I can’t resist spelling out the applications of this kind of work in true Mind Hacks fashion…actually, I’ll let Ian do it for me:

…the computer graphic faces generated by this project will be useful in an applied setting, as they will allow controlled alterations of perceived personality in faces. The use of computer generated characters (avatars) that successfully elicit personality judgements of the designer‚Äôs (or user‚Äôs) choosing may increase the usability of, and satisfaction with, computer interfaces. With the increasing use of avatars in many forms of human computer interaction, the current project has value as a first step towards the principled use of facial characteristics in computer graphic avatar design…

As a coda, I should add that the possibility I held out above, that it’s personality that is presently morphing our faces is stronger than mere conjecture; studies from the 80s show that couples grow more alike over time in physical appearance, and it’s no great step to say that those that smile together wrinkle together in the same way.

6 thoughts on “Morph your personality”

  1. I believe the item you refer to as a PAA is more properly called a PAD, a Personal Analog Device. Please don’t make this mistake again…

  2. Cool Mind Hacks stories

    Here is one about your brain acting on information, in this case sensing fear in eyes, with ultra-fast response times.
    And this other story about stereotyping — making judgments about the personality of strangers based on their appearance. Apparen…

  3. It’s also the Hipster PDA according to some folk. Give it a few years for the technology to become established and the market will thin out, and we’ll just be left with the market leader. Until someone steps in with an anti-monopoly suit. They’ve got to stop bundling that pencil with the pad….

  4. The personality research you mention above is very dated, it has been around (in simplified form) for over 50 years. Unfortuately some fields of science get stuck in their own “local minima” and fail to move on. That is not to say that a good deal of valuable work has not been done there, it has, its just that it is now very old.
    The current state of the art is in neuroscience and computational neuroscience (as an analogy psychology is similar to looking at a server from the outside to determine how it works whereas neuroscience opens the lid and sticks measuring devices into the motherboard).
    As a point of interest, the work Ian is planning to do (graphical model that can display personality, age and gender consistant facial gestures) has already been done although published in the Artificial Intelligence field. You can find more information at http://www.neon.ai . Disclaimer, this is my personal research.

  5. Hmm… Is your point that it’s long been settled that personality can be reliably found in the face ? As far as I can see, that isn’t so and recent reviews of the area* suggest the same thing. The issue may be old hat, but it isn’t resolved.
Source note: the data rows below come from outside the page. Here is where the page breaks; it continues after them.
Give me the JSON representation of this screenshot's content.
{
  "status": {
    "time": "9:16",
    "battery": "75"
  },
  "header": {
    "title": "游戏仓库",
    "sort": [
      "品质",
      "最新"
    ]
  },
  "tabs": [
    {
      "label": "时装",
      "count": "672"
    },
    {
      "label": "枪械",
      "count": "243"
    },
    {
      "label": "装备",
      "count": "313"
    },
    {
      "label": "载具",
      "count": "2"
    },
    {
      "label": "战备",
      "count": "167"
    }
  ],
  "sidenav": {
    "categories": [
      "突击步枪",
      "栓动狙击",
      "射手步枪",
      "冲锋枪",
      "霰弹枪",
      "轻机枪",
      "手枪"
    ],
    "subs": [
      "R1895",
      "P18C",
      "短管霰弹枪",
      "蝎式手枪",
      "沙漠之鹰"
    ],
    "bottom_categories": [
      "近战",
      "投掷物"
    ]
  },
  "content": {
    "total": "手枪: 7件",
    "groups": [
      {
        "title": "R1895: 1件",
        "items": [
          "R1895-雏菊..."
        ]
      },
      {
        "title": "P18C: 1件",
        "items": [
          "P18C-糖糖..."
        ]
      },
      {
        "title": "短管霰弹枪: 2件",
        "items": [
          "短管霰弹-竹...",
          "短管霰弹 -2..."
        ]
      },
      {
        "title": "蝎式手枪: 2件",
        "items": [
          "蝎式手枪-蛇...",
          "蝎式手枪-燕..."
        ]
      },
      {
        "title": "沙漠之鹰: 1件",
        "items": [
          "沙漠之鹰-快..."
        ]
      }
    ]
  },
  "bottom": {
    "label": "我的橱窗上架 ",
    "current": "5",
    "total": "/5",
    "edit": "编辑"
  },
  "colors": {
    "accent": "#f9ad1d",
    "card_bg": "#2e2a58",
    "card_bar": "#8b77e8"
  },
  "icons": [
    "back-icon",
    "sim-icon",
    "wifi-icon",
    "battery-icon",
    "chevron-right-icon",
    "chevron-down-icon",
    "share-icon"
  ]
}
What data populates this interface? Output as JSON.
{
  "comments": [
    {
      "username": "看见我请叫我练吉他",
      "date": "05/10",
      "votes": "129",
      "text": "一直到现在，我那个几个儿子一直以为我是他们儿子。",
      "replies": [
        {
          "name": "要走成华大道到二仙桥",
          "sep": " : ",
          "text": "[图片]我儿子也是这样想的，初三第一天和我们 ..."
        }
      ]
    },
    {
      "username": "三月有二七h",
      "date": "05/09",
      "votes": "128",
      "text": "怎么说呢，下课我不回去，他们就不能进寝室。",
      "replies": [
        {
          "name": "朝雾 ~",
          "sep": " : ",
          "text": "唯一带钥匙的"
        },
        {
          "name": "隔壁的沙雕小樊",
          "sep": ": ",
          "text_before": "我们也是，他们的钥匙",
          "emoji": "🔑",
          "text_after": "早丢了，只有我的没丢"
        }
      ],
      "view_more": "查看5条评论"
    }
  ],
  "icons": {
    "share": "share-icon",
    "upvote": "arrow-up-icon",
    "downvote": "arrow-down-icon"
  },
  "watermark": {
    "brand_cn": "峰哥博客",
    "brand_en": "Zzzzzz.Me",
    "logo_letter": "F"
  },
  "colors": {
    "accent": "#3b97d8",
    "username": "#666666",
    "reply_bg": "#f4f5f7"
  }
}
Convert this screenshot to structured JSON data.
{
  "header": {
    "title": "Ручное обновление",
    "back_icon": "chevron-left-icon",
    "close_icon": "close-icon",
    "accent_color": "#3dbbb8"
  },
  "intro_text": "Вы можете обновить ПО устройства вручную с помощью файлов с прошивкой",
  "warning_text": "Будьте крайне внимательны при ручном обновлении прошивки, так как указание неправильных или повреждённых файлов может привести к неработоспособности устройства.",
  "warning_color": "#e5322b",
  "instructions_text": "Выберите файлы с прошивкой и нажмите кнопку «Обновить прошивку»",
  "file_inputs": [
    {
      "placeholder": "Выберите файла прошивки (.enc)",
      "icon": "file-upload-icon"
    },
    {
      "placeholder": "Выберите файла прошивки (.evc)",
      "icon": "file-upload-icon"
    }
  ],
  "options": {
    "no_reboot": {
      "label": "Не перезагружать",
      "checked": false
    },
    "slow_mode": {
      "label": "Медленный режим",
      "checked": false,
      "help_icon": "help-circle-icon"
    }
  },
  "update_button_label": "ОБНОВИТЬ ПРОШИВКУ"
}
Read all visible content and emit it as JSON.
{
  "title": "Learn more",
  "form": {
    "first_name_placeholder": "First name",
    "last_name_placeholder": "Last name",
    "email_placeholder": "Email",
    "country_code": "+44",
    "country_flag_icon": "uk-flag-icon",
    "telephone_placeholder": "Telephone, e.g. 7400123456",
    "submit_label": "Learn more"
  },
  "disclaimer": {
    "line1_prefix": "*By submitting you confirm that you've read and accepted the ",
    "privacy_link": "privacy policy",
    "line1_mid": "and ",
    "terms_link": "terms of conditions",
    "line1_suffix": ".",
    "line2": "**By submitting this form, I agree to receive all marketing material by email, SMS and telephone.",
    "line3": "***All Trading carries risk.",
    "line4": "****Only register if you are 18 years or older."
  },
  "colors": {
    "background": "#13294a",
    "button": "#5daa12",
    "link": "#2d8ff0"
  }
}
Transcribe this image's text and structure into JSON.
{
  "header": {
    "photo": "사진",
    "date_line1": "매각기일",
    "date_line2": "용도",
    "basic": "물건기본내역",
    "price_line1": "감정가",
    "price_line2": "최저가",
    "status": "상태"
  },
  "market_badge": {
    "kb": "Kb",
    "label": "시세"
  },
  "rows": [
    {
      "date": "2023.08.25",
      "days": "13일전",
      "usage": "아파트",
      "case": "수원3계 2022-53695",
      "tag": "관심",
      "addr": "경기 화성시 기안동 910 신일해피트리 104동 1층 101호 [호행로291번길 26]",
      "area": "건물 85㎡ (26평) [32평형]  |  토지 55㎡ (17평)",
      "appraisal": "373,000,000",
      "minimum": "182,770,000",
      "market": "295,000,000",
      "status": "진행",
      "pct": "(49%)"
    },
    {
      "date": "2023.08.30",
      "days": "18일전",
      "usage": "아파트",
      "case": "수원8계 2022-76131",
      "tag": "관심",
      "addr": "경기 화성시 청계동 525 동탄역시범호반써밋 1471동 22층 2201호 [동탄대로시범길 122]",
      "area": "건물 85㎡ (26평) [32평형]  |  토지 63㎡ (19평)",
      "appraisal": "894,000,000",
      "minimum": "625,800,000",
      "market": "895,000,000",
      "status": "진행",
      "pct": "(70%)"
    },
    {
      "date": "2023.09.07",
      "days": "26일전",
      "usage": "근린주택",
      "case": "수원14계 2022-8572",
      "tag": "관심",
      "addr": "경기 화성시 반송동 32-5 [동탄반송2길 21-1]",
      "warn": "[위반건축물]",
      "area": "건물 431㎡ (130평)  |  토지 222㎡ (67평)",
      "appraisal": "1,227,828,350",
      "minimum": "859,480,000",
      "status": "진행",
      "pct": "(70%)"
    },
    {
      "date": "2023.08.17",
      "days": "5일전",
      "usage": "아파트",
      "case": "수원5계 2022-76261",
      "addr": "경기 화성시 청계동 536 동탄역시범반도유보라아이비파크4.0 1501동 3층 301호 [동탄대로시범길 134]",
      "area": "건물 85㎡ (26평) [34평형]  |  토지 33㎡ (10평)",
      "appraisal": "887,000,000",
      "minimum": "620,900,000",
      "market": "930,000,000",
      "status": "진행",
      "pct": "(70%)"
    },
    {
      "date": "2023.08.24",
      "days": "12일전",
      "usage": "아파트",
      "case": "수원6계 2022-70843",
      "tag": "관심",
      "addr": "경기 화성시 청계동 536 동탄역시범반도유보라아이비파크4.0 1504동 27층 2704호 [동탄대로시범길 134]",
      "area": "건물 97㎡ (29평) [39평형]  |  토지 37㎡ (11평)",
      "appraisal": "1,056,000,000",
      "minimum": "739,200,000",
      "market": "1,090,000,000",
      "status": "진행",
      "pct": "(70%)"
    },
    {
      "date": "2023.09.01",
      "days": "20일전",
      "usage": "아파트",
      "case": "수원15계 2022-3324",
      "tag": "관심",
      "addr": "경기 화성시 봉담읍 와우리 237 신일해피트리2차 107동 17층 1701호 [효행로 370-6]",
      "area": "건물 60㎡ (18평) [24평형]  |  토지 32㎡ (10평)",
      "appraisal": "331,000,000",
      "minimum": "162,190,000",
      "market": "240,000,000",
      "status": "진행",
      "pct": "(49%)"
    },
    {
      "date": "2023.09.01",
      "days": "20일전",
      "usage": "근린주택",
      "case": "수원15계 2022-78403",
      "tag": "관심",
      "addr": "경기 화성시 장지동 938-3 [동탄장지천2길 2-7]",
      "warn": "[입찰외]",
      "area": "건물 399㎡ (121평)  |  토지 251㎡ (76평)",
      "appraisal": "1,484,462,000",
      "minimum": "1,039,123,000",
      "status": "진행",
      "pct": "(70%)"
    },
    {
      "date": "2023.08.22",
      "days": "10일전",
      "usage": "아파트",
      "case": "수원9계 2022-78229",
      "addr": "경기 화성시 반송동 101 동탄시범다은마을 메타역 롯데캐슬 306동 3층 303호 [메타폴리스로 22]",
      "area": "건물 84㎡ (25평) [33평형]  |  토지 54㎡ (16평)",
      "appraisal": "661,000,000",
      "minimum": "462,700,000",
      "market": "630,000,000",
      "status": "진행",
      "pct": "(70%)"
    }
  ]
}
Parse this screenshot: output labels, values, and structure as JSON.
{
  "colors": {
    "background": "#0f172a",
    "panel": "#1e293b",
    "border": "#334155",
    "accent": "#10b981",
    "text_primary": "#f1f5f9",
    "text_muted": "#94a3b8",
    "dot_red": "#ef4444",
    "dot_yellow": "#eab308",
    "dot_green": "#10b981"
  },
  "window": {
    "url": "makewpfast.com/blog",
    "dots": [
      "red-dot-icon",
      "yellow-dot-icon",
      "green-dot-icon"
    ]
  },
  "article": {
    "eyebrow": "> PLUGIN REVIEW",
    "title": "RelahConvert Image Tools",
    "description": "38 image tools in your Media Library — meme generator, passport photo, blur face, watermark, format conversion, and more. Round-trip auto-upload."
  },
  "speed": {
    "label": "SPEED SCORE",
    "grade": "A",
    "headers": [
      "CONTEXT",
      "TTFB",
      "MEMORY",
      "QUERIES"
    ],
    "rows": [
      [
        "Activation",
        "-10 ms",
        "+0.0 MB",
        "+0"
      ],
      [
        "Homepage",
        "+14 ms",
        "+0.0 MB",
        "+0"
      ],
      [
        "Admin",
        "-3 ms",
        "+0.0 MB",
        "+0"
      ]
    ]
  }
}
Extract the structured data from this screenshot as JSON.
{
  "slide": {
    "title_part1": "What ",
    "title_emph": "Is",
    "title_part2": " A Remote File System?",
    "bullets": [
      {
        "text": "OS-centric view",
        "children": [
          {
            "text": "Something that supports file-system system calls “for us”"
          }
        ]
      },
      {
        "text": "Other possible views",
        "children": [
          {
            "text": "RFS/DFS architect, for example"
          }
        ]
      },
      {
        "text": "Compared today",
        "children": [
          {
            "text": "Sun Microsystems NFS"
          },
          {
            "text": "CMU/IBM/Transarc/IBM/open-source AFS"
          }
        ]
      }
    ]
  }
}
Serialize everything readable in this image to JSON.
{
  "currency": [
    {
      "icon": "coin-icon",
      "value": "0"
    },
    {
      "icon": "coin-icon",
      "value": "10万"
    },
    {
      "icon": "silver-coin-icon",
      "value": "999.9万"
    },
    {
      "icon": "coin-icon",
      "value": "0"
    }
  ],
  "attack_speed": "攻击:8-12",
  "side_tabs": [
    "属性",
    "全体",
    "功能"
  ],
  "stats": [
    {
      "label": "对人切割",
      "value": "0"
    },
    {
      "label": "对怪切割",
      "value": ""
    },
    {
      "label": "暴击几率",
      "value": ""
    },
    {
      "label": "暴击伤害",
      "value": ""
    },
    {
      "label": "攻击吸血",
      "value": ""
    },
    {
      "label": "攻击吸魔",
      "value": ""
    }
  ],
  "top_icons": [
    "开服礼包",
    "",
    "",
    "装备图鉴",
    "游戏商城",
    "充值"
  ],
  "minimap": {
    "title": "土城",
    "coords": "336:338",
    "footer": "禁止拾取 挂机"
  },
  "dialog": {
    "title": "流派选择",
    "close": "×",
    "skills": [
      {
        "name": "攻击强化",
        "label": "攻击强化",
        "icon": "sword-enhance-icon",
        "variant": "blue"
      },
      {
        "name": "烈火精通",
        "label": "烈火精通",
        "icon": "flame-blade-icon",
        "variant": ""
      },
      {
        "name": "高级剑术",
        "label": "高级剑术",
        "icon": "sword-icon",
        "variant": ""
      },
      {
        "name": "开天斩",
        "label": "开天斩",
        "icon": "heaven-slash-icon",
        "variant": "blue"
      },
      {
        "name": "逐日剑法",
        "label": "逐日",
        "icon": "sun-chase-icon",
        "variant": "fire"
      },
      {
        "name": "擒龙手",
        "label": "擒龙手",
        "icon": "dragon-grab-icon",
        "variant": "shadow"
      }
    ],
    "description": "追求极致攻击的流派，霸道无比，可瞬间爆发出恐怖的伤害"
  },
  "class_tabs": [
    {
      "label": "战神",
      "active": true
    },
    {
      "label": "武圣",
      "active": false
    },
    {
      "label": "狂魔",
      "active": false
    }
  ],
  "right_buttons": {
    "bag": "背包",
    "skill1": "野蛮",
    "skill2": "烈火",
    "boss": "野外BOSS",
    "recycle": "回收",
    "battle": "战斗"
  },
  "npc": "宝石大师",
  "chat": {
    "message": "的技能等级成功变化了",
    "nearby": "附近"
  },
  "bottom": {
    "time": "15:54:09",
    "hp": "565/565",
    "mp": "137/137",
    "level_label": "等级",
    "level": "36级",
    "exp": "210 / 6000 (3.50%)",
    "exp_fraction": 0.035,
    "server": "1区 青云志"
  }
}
An awful lot of things are old hat (I understand that some of those greeks were quite interested in the mental world) but that doesn’t mean that they’re not of continued interest.
    Perhaps you feel that the technology end of this is merely reinventing the wheel: the computation of a set of vectors along which faces can be transformed to have a psychophysical effect, delimited to a single personality factor. If so I’d be interested to hear of where it was done first.
    If you want to compare dicks between psychologists and neuroscientists thats absolutely fine by me. It’s a common enough game we play down my way, between the Institute of Cognitive Neuroscience and the psychology dept up the road. It tends to end with the agreement that neuroscience is the new kid in town, with lots of exciting toys. But no matter how sharp the cutting edge, you need to know where you need to put the knife to be any use. To continue the analogy, at present a good deal of neuroscience is more Michael Myers than skilled surgeon. That’s why people curious about the mind and brain welcome research from all domains.
    Thanks for the link by the way. Unfortunately, I can’t find much details about any research in there, more a series of adverts for various products. It would be great to have some links to some published work on this.